En este retrato sombrío hay, sin embargo, un eco de verdad histórica. La botica de la Rusia rural de finales del XIX era un rincón estático, casi inmóvil en el tiempo. El farmacéutico, aislado entre estanterías y morteros, ocupaba una posición social ambigua: no era médico, pero tampoco simple comerciante. Y esa indefinición lo hacía blanco fácil de la ironía chejoviana. Hoy, al mirar atrás, sorprende cómo esa imagen ha cambiado. Las farmacias rurales actuales son piezas clave de la red sanitaria, puntos de encuentro y referencia diaria para comunidades enteras. El farmacéutico moderno es puente, asesor y garante de continuidad asistencial, muy lejos de aquel personaje gris y sin brillo que retrató Chéjov.
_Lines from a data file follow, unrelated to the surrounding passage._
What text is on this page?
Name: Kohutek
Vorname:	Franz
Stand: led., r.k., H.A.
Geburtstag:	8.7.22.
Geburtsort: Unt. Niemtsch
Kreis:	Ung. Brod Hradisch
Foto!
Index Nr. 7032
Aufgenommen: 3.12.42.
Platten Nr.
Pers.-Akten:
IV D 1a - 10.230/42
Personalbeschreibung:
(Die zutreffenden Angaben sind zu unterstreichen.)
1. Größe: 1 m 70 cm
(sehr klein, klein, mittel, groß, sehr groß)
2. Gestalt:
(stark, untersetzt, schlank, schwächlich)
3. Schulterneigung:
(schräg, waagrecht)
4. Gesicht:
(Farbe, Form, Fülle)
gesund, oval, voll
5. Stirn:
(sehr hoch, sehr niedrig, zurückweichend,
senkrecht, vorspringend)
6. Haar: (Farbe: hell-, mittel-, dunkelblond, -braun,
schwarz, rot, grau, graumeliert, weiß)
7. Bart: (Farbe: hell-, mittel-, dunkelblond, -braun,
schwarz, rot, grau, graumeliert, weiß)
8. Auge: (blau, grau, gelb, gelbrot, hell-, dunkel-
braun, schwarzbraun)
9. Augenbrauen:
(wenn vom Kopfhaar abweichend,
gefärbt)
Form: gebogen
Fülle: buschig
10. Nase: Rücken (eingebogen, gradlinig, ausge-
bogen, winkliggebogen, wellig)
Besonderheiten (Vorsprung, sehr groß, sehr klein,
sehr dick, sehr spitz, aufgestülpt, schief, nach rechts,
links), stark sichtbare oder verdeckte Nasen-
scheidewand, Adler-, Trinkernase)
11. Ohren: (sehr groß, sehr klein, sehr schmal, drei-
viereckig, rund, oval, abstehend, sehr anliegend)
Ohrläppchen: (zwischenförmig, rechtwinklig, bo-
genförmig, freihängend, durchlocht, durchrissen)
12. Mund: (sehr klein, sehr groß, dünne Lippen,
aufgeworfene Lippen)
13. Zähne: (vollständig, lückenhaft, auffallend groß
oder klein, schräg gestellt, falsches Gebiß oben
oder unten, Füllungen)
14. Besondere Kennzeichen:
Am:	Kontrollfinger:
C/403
La obra del escritor-médico revela, en definitiva, cómo la sanidad y la literatura comparten un mismo gesto: observar de cerca al ser humano. El médico examina síntomas; el narrador indaga en el alma. Ambos buscan comprender y aliviar. Y en ambos casos la verdad rara vez es grandiosa: suele ser pequeña, modesta, marcada por la rutina y la fragilidad. Por eso los relatos de Chéjov, aunque hablan de boticarios, de pacientes, de médicos sin recursos, siguen resultando universales. Nos recuerdan que la vida, como el humo del tabaco, se disipa sin que apenas nos demos cuenta.
Quizá la gran enseñanza de Chéjov sea esa: que no son los grandes diagnósticos ni los remedios milagrosos los que marcan la existencia, sino las pequeñas derrotas cotidianas. La botica polvorienta, el consultorio en penumbra, el cigarro encendido, todo ello es materia literaria porque está impregnado de humanidad. Y es en esa humanidad, frágil y a menudo mediocre, es donde el médico y el escritor encontraron la materia prima de su arte.